Depois fiquei despido e olhei calmamente para as pessoas, com os dedos na barba e a cabeça inclinada para um lado. Estava inteiramente senhor de mim e à altura da situação, e assim me mantive, apesar de não ter salvação, pois nessa altura pegaram-me pelos pés e pela cabeça e carregaram comigo até à cama. Pousaram-me nela, junto à parede, do lado da ferida. Depois saíram todos do quarto e fecharam a porta. Pararam de cantar. A Lua ficou oculta por nuvens. Sentia o calor da cama à volta do corpo. As cabeças dos cavalos, nas janelas abertas, ondulavam como sombras. «Sabe», disse uma voz ao meu ouvido, «o senhor inspira-me muito pouca confiança. No fim de contas, o senhor foi atirado pelos ares para aqui, não veio pelo seu próprio pé. E, em vez de me dar assistência, vem roubar-me espaço no meu leito de morte. A minha vontade é arrancar-lhe os olhos.» «Tem razão», respondi, «não está certo. E, no entanto, eu sou médico. Que posso fazer? Acredite que a minha situação também não é fácil.» «Acha que eu me satisfaço com essa explicação? Ah, tenho de me satisfazer, não tenho outro remédio. Sou sempre obrigado a suportar tudo. A única coisa que eu trouxe ao mundo foi uma bela ferida; foi esse o meu único legado.» «Meu jovem amigo», respondi, «o seu erro é não ter uma visão suficientemente larga. Eu já estive em todos os quartos de doentes, por todo o lado, e digo-lhe uma coisa: a sua ferida não é assim tão grave. Feita numa esquina apertada com dois golpes de machado. 

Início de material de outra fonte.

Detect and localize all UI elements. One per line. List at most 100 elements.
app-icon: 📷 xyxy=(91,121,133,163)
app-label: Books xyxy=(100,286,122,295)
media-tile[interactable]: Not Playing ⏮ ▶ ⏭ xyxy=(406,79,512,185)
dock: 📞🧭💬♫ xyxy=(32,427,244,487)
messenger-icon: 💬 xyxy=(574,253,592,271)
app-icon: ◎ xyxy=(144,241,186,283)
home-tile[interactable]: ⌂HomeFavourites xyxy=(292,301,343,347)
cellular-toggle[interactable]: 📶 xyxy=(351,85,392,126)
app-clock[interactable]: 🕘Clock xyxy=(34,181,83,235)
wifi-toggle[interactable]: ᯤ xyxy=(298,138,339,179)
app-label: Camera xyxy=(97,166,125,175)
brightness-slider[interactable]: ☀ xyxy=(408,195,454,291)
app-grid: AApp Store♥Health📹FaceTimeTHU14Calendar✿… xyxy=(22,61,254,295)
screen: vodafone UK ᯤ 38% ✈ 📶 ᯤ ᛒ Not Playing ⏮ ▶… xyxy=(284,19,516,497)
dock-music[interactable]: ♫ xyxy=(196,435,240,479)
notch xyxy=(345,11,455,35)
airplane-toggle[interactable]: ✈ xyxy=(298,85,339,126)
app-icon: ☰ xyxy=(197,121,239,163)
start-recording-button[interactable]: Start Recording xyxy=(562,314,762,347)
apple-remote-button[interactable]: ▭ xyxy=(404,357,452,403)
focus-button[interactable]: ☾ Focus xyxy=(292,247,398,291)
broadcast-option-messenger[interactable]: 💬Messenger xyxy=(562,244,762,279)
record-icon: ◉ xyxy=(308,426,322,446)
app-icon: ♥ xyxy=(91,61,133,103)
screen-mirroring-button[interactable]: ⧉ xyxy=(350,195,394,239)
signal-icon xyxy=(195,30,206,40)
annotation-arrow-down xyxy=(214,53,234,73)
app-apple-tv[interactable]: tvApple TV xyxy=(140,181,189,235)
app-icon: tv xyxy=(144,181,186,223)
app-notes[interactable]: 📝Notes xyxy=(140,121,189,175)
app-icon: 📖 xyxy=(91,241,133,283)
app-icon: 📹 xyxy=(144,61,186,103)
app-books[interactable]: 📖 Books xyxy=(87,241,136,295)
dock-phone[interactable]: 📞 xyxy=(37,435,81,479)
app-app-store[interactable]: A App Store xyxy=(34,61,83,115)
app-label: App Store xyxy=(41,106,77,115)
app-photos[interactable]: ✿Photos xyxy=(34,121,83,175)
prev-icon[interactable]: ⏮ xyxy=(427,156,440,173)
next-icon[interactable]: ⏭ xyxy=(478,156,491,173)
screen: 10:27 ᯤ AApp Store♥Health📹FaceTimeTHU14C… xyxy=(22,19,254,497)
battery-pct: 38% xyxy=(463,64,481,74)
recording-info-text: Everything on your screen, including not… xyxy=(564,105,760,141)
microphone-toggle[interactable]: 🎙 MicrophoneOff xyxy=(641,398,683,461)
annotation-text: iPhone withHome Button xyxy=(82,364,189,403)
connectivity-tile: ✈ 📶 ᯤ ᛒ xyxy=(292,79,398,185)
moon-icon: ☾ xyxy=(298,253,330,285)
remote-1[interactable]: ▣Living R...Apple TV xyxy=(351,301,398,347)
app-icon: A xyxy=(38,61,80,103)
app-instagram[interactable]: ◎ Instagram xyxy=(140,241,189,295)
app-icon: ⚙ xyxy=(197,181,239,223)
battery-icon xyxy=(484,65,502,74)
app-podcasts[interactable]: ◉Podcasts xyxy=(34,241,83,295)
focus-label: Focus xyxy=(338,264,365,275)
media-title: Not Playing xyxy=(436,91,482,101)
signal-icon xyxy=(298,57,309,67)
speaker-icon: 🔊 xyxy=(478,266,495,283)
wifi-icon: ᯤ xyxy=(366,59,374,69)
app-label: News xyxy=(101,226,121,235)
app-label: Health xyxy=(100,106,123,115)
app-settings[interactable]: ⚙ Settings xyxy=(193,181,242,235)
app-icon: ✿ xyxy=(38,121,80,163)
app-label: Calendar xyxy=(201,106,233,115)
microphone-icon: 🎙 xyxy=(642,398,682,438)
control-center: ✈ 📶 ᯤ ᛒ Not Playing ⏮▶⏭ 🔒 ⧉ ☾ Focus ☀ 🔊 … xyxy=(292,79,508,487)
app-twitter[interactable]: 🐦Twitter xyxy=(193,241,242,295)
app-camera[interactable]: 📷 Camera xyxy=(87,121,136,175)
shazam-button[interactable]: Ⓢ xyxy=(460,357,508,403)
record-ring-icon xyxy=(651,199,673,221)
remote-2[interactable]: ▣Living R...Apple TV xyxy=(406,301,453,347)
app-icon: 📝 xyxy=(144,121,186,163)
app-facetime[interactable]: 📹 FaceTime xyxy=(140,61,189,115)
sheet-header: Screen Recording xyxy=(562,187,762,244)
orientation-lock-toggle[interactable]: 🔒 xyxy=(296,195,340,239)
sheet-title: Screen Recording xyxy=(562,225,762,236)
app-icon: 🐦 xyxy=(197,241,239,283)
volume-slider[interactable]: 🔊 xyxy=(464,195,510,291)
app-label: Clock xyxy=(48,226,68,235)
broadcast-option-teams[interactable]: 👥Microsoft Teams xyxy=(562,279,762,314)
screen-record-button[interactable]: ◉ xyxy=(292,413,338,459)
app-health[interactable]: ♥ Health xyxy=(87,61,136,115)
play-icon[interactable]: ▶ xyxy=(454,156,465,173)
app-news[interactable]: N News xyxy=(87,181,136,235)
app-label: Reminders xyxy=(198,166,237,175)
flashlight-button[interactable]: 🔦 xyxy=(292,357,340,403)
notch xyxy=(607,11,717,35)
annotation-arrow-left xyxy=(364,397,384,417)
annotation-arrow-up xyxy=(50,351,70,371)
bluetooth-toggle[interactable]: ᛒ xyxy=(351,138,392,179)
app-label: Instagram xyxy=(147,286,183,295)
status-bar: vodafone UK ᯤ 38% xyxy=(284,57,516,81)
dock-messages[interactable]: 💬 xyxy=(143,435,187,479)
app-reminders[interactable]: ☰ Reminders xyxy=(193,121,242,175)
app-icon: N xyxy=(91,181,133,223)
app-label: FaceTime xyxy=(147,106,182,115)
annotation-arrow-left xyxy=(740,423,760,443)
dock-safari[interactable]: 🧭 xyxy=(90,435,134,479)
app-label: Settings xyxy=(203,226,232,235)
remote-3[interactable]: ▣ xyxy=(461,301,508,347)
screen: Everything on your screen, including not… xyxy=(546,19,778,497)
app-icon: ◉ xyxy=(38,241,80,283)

Muita gente dá o flanco e mal consegue ouvir o machado na floresta, e muito menos que ele se aproxima.» «Isso é verdade ou está a aproveitar-se da minha febre para me enganar?» «É mesmo verdade, aceite a palavra de honra de um médico oficial.» E ele aceitou-a e sossegou. Mas agora eu tinha era de pensar em fugir dali. Os cavalos mantinham-se ainda fielmente no mesmo sítio. Recolhi rapidamente as roupas, o casaco de peles e a mala. Não queria perder muito tempo a vestir-me; se os cavalos corressem de volta a casa como tinham vindo, seria, por assim dizer, saltar daquela cama para a minha. Obedientemente, um dos cavalos recuou, afastando-se da janela; atirei com a trouxa das roupas para o cabriolé e o casaco de peles falhou o alvo, ficando preso apenas por uma manga num gancho. Já não era mau. Saltei para o cavalo. Com as rédeas soltas, a arrastarem pelo chão e os cavalos mal apertados um ao outro, o cabriolé ia atrás, a oscilar, rebocando o meu casaco de peles de rojo pela neve. «Arre», gritei; mas os cavalos não se lançaram a galope: lentamente, como um trio de velhos, arrastámo-nos pelos ermos cobertos de neve. Durante muito tempo, ficou a ecoar atrás de nós a nova canção das crianças, esta falsa:

Alegrai-vos, doentes de todo o lado,
O médico está junto a vós, deitado!


Por este andar, nunca chegarei a casa. Posso dizer adeus à minha florescente clínica. O meu sucessor está a roubar-me, mas em vão, pois não pode tomar o meu lugar. Lá em casa, o moço repugnante há-de estar furioso. E Rosa será a vítima. Não quero pensar mais nisso. Nu, exposto aos rigores da mais triste das estações do ano, com um veículo deste mundo e cavalos sobrenaturais, com a minha muita idade, vagueio perdido. O casaco de peles está pendurado na retaguarda do cabriolé, mas não consigo lá chegar e não há um só do meu rebanho de ágeis doentes que levante um dedo. Traído! Traído! Depois de ter acorrido a um falso alarme nocturno, já não há remédio. Nunca mais.